Adding Custom Pipelines

SeqDesk uses a modular pipeline package system. Each installed package lives in pipelines/{pipeline-id}/ and combines runtime metadata, UI configuration, generated input definitions, and optional discovery helpers.

Package Structure


pipelines/{pipeline-id}/
├── manifest.json         # Runtime contract: targets, inputs, outputs, writeback
├── definition.json       # Workflow DAG with step dependencies
├── registry.json         # UI configuration and config schema
├── samplesheet.yaml      # Generated input definitions
├── README.md             # Documentation
└── scripts/
    └── discover-outputs.mjs  # Optional output discovery/writeback helper

manifest.json

The manifest is the runtime source of truth for what a package supports, what it reads, how it executes, what it produces, and which canonical records it may write back to.


{
  "manifestVersion": 1,
  "package": {
    "id": "my-pipeline",
    "name": "My Pipeline",
    "version": "1.0.0",
    "description": "Description shown in SeqDesk"
  },
  "targets": {
    "supported": ["order"]
  },
  "inputs": [
    {
      "id": "reads",
      "scope": "sample",
      "source": "sample.reads",
      "required": true
    }
  ],
  "execution": {
    "type": "nextflow",
    "pipeline": "./workflow",
    "version": "1.0.0",
    "profiles": ["conda"]
  },
  "outputs": [
    {
      "id": "sample_checksums",
      "scope": "sample",
      "destination": "sample_reads",
      "type": "artifact",
      "writeback": {
        "target": "Read",
        "mode": "merge",
        "fields": {
          "checksum1": "checksum1",
          "checksum2": "checksum2"
        }
      },
      "discovery": {
        "pattern": "checksums/*.json",
        "matchSampleBy": "filename"
      }
    }
  ]
}

Important manifest responsibilities:

targets.supported declares whether a package is meant for study, order, or both
inputs[].source describes which SeqDesk records the package consumes
outputs[].discovery tells SeqDesk how to locate produced files
outputs[].writeback declares safe canonical destinations such as Read
actual database writes are still validated and executed centrally by SeqDesk

definition.json

The definition describes the Nextflow workflow DAG — each process, its dependencies, and how steps connect:


{
  "steps": [
    {
      "id": "FASTQC",
      "name": "FastQC",
      "category": "QC",
      "processes": ["FASTQC_RAW"],
      "dependsOn": []
    },
    {
      "id": "ASSEMBLY",
      "name": "Assembly",
      "category": "Assembly",
      "processes": ["MEGAHIT"],
      "dependsOn": ["FASTQC"]
    }
  ]
}

This powers the DAG visualization in the monitoring UI.

registry.json

registry.json now focuses on presentation and configuration rather than being the runtime source of truth for scope or writeback. It configures how the package appears in the UI and which settings the user can edit before launch:


{
  "id": "my-pipeline",
  "name": "My Pipeline",
  "description": "Description shown to users",
  "category": "Analysis",
  "canStart": "FACILITY_ADMIN",
  "showToUsers": true,
  "configSchema": {
    "stubMode": {
      "type": "boolean",
      "default": false,
      "label": "Stub Mode",
      "description": "Run in test mode"
    }
  }
}

samplesheet.yaml

Defines how SeqDesk generates the package input file from database records:


columns:
  - name: sample
    source: sample.sampleAlias
    fallback: sample.sampleId
  - name: group
    source: sample.studyId
    default: "0"
  - name: short_reads_1
    source: read.file1
    required: true
  - name: short_reads_2
    source: read.file2
    required: false
format: csv
header: true

SeqDesk uses this definition to automatically generate the package input from the selected study samples or order-linked reads.

Output Discovery

Many packages can be resolved from declarative discovery patterns in the manifest. For more complex cases, packages can also ship a discovery script such as scripts/discover-outputs.mjs to match files back to samples and emit the metadata keys referenced by writeback.
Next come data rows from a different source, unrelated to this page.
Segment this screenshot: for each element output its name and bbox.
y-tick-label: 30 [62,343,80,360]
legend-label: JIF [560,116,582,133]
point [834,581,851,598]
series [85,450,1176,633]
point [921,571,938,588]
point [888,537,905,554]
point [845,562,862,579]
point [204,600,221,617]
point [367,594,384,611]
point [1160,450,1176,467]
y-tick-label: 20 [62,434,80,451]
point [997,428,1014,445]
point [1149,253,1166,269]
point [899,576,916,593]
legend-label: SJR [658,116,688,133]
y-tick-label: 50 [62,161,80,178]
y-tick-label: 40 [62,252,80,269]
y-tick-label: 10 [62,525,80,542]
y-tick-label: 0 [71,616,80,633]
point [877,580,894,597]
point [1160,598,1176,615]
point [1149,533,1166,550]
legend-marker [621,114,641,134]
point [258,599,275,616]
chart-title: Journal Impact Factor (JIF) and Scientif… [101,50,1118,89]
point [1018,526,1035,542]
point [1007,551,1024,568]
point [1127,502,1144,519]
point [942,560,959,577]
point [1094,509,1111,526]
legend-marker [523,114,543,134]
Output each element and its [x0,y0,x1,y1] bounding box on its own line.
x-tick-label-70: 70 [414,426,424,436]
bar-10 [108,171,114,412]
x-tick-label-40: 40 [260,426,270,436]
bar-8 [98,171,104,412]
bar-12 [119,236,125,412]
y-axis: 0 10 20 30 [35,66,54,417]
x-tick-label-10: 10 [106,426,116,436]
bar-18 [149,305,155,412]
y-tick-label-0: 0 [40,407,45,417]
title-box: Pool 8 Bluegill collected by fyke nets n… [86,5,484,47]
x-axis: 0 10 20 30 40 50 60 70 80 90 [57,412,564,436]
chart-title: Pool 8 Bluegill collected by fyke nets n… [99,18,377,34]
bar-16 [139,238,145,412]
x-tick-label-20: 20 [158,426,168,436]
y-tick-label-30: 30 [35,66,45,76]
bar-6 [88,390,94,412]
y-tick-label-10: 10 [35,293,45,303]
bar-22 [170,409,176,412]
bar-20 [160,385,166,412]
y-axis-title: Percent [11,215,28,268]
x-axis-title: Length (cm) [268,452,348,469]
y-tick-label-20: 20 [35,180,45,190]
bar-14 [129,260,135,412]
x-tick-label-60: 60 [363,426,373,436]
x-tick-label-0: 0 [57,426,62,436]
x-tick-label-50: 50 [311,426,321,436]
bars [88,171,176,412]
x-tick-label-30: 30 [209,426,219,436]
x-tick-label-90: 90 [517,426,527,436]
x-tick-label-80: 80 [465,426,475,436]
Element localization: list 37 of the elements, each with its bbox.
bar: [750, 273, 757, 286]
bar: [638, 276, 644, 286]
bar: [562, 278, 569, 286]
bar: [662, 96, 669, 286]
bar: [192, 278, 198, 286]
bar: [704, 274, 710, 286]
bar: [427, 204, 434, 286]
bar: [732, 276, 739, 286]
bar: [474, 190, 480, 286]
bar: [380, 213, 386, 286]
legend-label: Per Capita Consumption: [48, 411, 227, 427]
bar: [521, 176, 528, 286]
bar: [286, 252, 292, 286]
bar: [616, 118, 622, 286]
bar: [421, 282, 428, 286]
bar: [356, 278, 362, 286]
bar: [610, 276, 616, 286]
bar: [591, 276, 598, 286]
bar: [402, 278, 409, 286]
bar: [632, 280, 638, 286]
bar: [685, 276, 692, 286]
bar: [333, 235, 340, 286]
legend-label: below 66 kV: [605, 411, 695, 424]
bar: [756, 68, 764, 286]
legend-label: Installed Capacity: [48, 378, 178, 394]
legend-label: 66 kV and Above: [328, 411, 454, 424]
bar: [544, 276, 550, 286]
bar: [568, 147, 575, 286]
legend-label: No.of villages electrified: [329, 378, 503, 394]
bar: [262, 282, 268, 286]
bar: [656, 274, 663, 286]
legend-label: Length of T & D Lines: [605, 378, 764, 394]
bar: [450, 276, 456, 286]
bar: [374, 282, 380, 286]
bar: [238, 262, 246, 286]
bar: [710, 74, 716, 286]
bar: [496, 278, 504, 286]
This keeps order pipelines modular while preserving central validation of actual database updates.

Registration

New pipelines are automatically discovered from the pipelines/ directory. SeqDesk loads the manifest and registry files together, derives pipeline scope from the manifest, and exposes the package through the installed-pipeline list and public registry metadata.

To enable a pipeline, set its enabled flag in the PipelineConfig database table or through the admin settings.